Econometric Theory

**As Taught Autumn
Semester 2011**

**Professor S Leybourne, School of Economics, University of Nottingham**

**Module
Title:** Econometric Theory

**Module
Code:** L14003

**Total
Credits: **15

**Level
of Study:** Post Graduate

**Offering
School:** School of
Economics

**Frequency
of Class:** 1 x 2 hour
lectures per week, 1 x 1 hour tutorial per week

**Targeted Students:** MSc students in the School of
Economics.

The content
presented here provides information for prospective students on module L14003 –
‘Econometric Theory’, offered by the School of Economics, University of
Nottingham.
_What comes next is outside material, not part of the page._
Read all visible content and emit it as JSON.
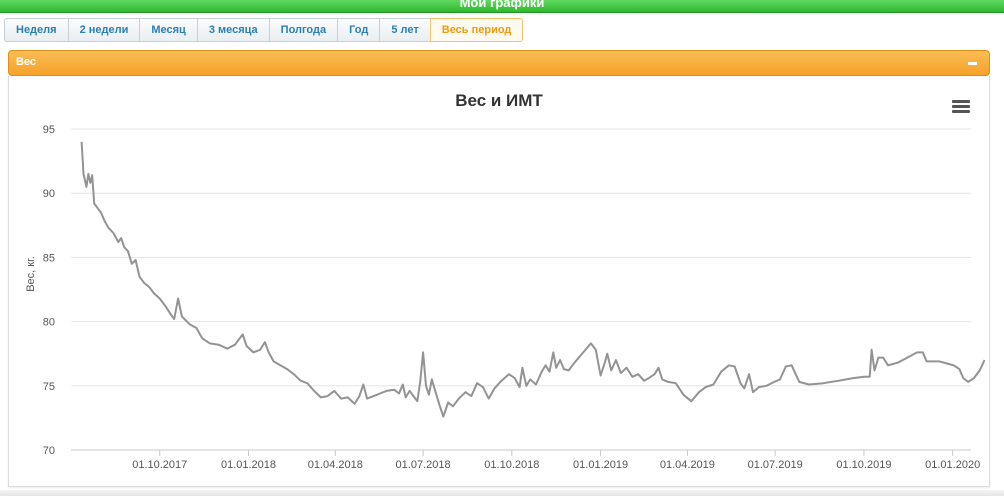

The module convenor is Professor S Leybourne.

This module
generalises and builds upon the econometric techniques applied to the
multivariate regression models covered in undergraduate econometric courses, by
introducing a number of new statistical and econometric concepts. Following a
review of the classical linear regression model, students will cover
alternative estimation methods (Maximum Likelihood estimation), some basic
elements of asymptotic theory (the weak law of large numbers and the Central
Limit Theorem), and the consistency and asymptotic normality of OLS. In the
second part of the module, attention will switch to introductory econometric
methods applicable to economic time series - for example, monthly or quarterly
economic data. In particular, the model building approach for a single time
series, based on the methodology of fitting and estimating ARMA models, will be
introduced, and its application to forecasting discussed.

The
following topics will be covered in the module:

**Classical
Linear Regression Model**

Classical assumptions of the model; Ordinary least squares (OLS) estimation;
Gauss-Markov Theorem; Hypothesis testing, Maximum likelihood (ML) estimation;
Restricted OLS estimation.

**Asymptotic
Theory**

Modes of convergence; The weak law of large numbers; The central limit theorem;
Consistency and asymptotic normality of OLS.

**Autogressive
Moving Average (ARMA) Modelling.**

Stochastic processes; AR, MA and ARMA models; Stationarity and Invertibility;
Autocorrelation functions; Yule-Walker equations; Nonstationary processes.

**Identification
and Estimation of ARMA Models.**

Sample and partial autocorrelation functions; Least squares estimation;
prediction error decomposition; Conditional likelihood function; Maximum
likelihood estimation.

**Assessing
Model Fit.**

Tests for randomness of residuals; Information criteria.

**Forecasting.**

Optimal forecasts; Forecast functions.